Writing in the wake of Nelson Mandela’s passing, the anti-apartheid wisdom of “nothing about us, without us, is for us,” resonates strongly with the commitment of participatory action research to value knowledge that has been historically marginalized and produced through collaboration and in action. Raising critical questions with regards to the purposes and audiences of research, participatory action research (PAR) takes seriously the critique that “ivory tower” research not only embodies, but reproduces class, raced, gendered, hierarchies (Torre et al., 2012).

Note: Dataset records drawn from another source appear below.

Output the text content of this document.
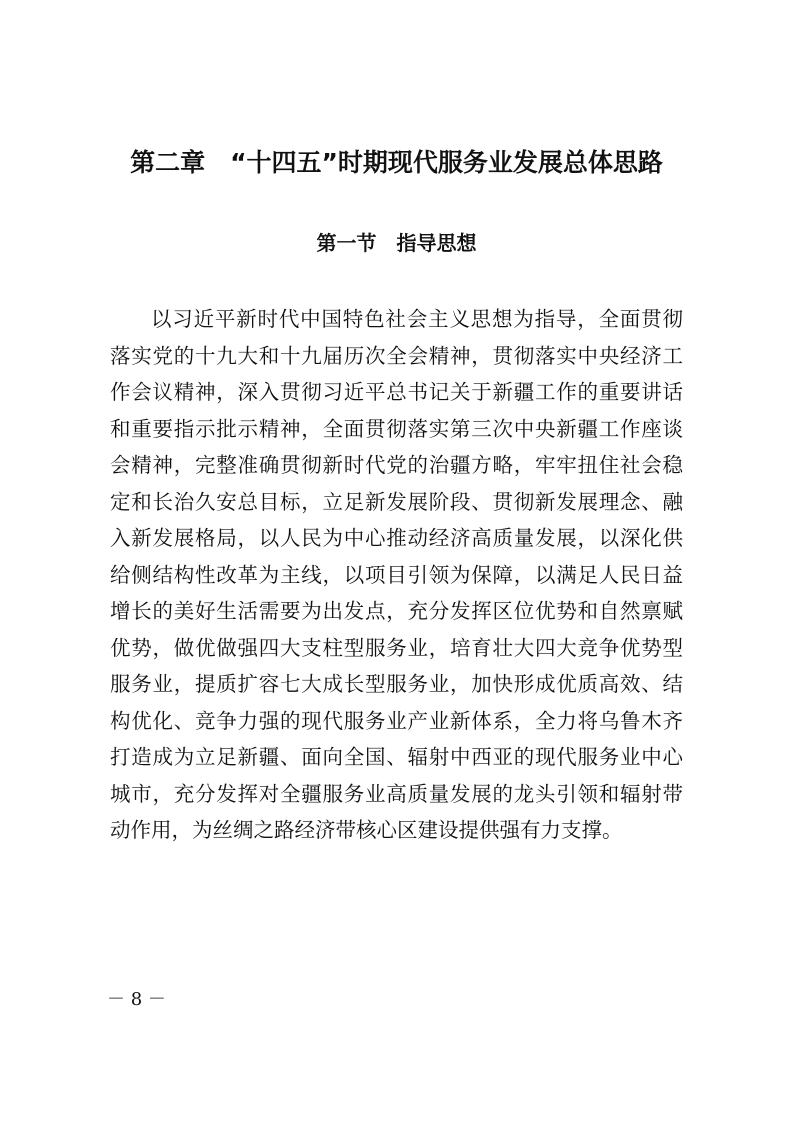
第二章　“十四五”时期现代服务业发展总体思路
第一节　指导思想

以习近平新时代中国特色社会主义思想为指导，全面贯彻落实党的十九大和十九届历次全会精神，贯彻落实中央经济工作会议精神，深入贯彻习近平总书记关于新疆工作的重要讲话和重要指示批示精神，全面贯彻落实第三次中央新疆工作座谈会精神，完整准确贯彻新时代党的治疆方略，牢牢扭住社会稳定和长治久安总目标，立足新发展阶段、贯彻新发展理念、融入新发展格局，以人民为中心推动经济高质量发展，以深化供给侧结构性改革为主线，以项目引领为保障，以满足人民日益增长的美好生活需要为出发点，充分发挥区位优势和自然禀赋优势，做优做强四大支柱型服务业，培育壮大四大竞争优势型服务业，提质扩容七大成长型服务业，加快形成优质高效、结构优化、竞争力强的现代服务业产业新体系，全力将乌鲁木齐打造成为立足新疆、面向全国、辐射中西亚的现代服务业中心城市，充分发挥对全疆服务业高质量发展的龙头引领和辐射带动作用，为丝绸之路经济带核心区建设提供强有力支撑。

－ 8 －
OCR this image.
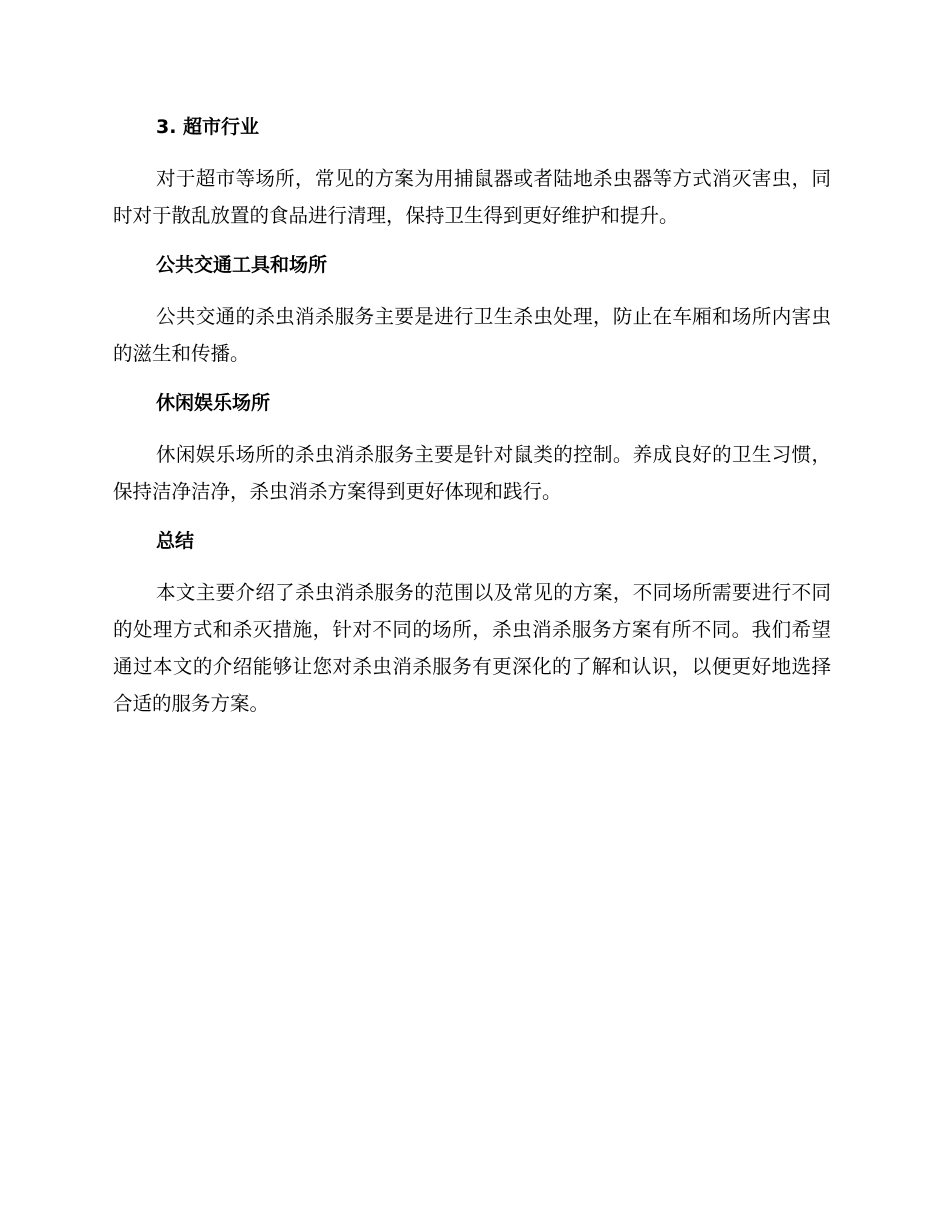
3. 超市行业

对于超市等场所，常见的方案为用捕鼠器或者陆地杀虫器等方式消灭害虫，同时对于散乱放置的食品进行清理，保持卫生得到更好维护和提升。

公共交通工具和场所

公共交通的杀虫消杀服务主要是进行卫生杀虫处理，防止在车厢和场所内害虫的滋生和传播。

休闲娱乐场所

休闲娱乐场所的杀虫消杀服务主要是针对鼠类的控制。养成良好的卫生习惯，保持洁净洁净，杀虫消杀方案得到更好体现和践行。

总结

本文主要介绍了杀虫消杀服务的范围以及常见的方案，不同场所需要进行不同的处理方式和杀灭措施，针对不同的场所，杀虫消杀服务方案有所不同。我们希望通过本文的介绍能够让您对杀虫消杀服务有更深化的了解和认识，以便更好地选择合适的服务方案。
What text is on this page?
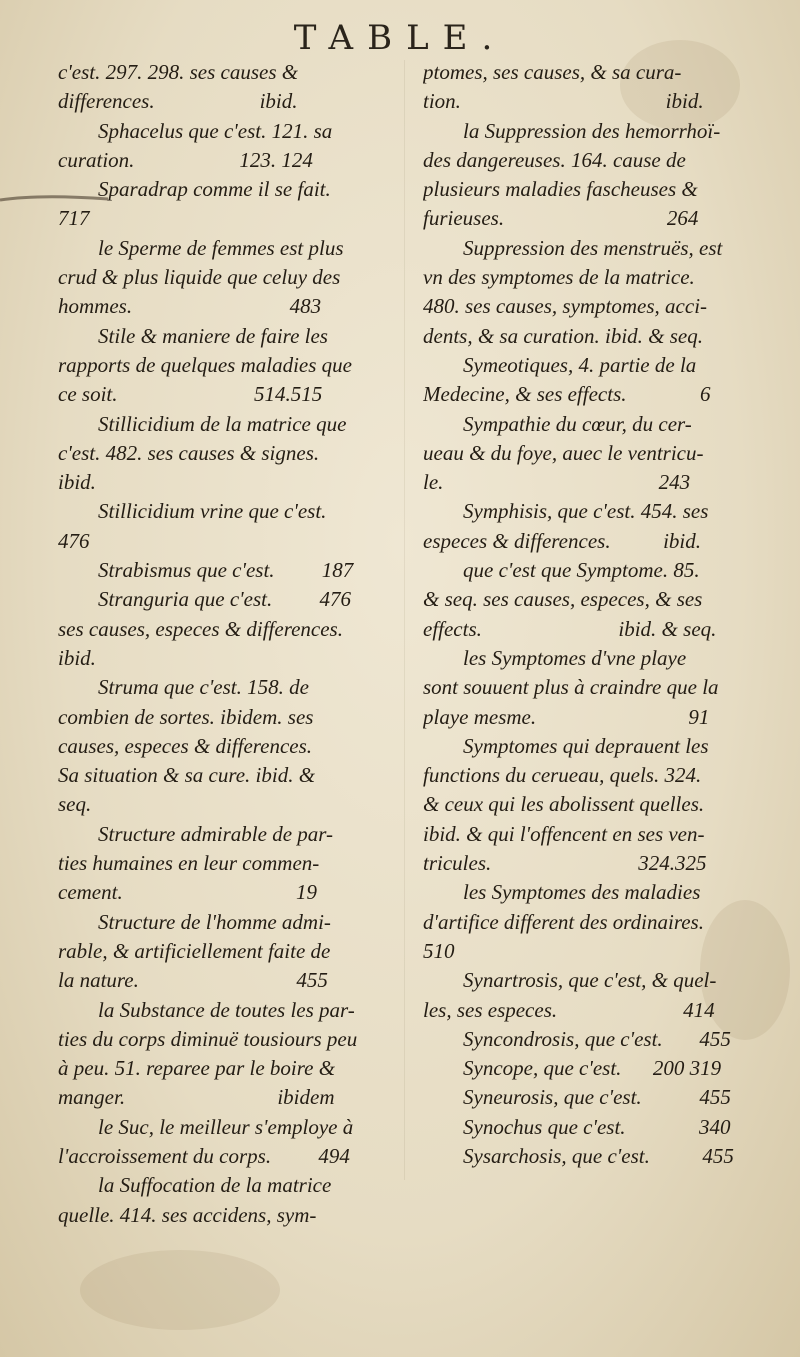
TABLE.
c'est. 297. 298. ses causes &
differences.                    ibid.
Sphacelus que c'est. 121. sa
curation.                    123. 124
Sparadrap comme il se fait.
717
le Sperme de femmes est plus
crud & plus liquide que celuy des
hommes.                              483
Stile & maniere de faire les
rapports de quelques maladies que
ce soit.                          514.515
Stillicidium de la matrice que
c'est. 482. ses causes & signes.
ibid.
Stillicidium vrine que c'est.
476
Strabismus que c'est.         187
Stranguria que c'est.         476
ses causes, especes & differences.
ibid.
Struma que c'est. 158. de
combien de sortes. ibidem. ses
causes, especes & differences.
Sa situation & sa cure. ibid. &
seq.
Structure admirable de par-
ties humaines en leur commen-
cement.                                 19
Structure de l'homme admi-
rable, & artificiellement faite de
la nature.                              455
la Substance de toutes les par-
ties du corps diminuë tousiours peu
à peu. 51. reparee par le boire &
manger.                             ibidem
le Suc, le meilleur s'employe à
l'accroissement du corps.         494
la Suffocation de la matrice
quelle. 414. ses accidens, sym-
ptomes, ses causes, & sa cura-
tion.                                       ibid.
la Suppression des hemorrhoï-
des dangereuses. 164. cause de
plusieurs maladies fascheuses &
furieuses.                               264
Suppression des menstruës, est
vn des symptomes de la matrice.
480. ses causes, symptomes, acci-
dents, & sa curation. ibid. & seq.
Symeotiques, 4. partie de la
Medecine, & ses effects.              6
Sympathie du cœur, du cer-
ueau & du foye, auec le ventricu-
le.                                         243
Symphisis, que c'est. 454. ses
especes & differences.          ibid.
que c'est que Symptome. 85.
& seq. ses causes, especes, & ses
effects.                          ibid. & seq.
les Symptomes d'vne playe
sont souuent plus à craindre que la
playe mesme.                             91
Symptomes qui deprauent les
functions du cerueau, quels. 324.
& ceux qui les abolissent quelles.
ibid. & qui l'offencent en ses ven-
tricules.                            324.325
les Symptomes des maladies
d'artifice different des ordinaires.
510
Synartrosis, que c'est, & quel-
les, ses especes.                        414
Syncondrosis, que c'est.       455
Syncope, que c'est.      200 319
Syneurosis, que c'est.           455
Synochus que c'est.              340
Sysarchosis, que c'est.          455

The scholarship gathered here reflects the promises and potential of critical participatory action research (CPAR) (or liberatory PAR) as a transformative social justice project that is epistemologically and ontologically rooted in democratic participation, critical inquiry, and action (mrs c-kinpaisby-hill, 2009; www.publicscienceproject.org). More then a method, CPAR is an ethic of inclusion (Cahill, Sultana, & Pain, 2007; Manzo and Brightbill, 2007) that has profound implications for rethinking the politics of representation and challenging what Foucault (1980) identified as the ‘subjectifying social sciences’ (Cameron & Gibson, 2005). Engaging an analysis of how the intimate and global intertwine’ (Pratt & Rosner, 2006), a critical PAR maps out the relationships between social structures and injustice in everyday life experiences (Spataro, 2012). … Many of the readings cited here have been drawn from the critical geography, critical pedagogy, and critical psychology literatures.